Патриарх Иоасаф всех благословил и, поклонившись, просил великого государя сказать пастырям, пекущимся о его стаде, пресветлое, Богом внушённое царское слово.
Алексей Михайлович перед собором говорил с глазу на глаз с каждым митрополитом, архиепископом, епископом, с каждым архимандритом, игуменом, со многими келарями и строителями монастырей, с протопопами и попами.
Все сидящие в Крестовой палате ответили на предложенные царём три вопроса, изощряясь в угождении самодержцу. Алексей Михайлович испытывал лёгкий стыд, ибо собор походил на притворное действо втайне договорившихся между собой людей. Но как можно допустить вольные, сумасбродные споры об обрядах, о Боге, когда в народе соблазн, тёмные слухи, умаление царского величества! Страшно читать доносы соглядатаев, не токмо имя Никона, но и его имя, великого государя, царя-самодержца, соседствует с кощунственным «антихрист», «предтеча антихриста».
— Не ведаю, была ли когда матерь наша Православная Церковь в таком небрежении у своих детей, русского народа и священства, как ныне, — начал Алексей Михайлович, задыхаясь от волнения и тучности. — Разве что в Смуту, когда пришла погибель на Русскую землю?! — У царя вдруг выступили слёзы.

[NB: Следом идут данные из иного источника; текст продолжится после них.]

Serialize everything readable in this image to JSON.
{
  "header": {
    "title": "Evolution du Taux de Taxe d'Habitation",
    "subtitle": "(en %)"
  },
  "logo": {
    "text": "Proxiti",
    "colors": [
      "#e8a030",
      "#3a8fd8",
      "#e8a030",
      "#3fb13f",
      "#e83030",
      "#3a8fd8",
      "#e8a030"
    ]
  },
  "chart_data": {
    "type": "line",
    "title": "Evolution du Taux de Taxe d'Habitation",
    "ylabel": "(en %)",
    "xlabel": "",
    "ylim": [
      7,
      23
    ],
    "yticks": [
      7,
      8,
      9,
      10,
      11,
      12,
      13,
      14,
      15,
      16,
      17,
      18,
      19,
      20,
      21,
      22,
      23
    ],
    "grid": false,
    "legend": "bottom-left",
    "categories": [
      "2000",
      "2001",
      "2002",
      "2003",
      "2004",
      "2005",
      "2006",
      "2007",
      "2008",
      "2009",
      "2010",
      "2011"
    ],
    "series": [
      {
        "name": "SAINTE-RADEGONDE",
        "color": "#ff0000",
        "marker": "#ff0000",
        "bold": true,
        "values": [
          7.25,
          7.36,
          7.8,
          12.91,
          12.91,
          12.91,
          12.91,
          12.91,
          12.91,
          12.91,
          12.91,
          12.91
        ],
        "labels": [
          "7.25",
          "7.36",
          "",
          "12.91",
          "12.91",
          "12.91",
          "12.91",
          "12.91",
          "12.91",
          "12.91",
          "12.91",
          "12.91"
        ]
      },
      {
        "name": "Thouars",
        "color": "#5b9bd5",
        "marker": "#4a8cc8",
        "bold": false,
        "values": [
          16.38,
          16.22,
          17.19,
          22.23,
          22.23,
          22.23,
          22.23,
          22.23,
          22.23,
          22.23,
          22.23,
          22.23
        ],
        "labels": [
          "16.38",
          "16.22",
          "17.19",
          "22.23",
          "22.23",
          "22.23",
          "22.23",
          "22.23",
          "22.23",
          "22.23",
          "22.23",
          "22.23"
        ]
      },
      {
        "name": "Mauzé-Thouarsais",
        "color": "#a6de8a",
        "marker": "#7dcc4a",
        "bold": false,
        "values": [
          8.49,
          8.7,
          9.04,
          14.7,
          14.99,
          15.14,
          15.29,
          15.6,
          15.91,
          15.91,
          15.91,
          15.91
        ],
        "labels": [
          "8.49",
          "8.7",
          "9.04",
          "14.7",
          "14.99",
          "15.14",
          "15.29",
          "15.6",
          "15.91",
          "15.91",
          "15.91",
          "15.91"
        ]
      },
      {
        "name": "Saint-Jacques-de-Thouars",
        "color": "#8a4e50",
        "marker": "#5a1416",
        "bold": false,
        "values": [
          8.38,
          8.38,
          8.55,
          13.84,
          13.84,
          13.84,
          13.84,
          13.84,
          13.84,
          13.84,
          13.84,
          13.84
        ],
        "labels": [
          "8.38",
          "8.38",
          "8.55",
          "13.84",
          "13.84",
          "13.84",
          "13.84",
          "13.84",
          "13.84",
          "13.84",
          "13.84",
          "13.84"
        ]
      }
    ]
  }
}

От гнева лицо налилось кровью, из-за ушей потекли струйки пота. — Богохульники и мятежники не щадят покоя и мира церковного. Имя сим богохульникам и мятежникам — старовер! Наелись дьявольских плевел, блюют на чистое и непорочное предание, хранимое церквами Святой земли. Пастыри стада русского, воздвигнете правый гнев на отступников. Молитвою, словом, делом вашим искореняйте пагубу. Иной старовер упрямствует, скрывшись в лесу, иной же в Успенском соборе перед царём, перед вами, иерархами, кричит о ереси, о расколе, хоть сам раскольник.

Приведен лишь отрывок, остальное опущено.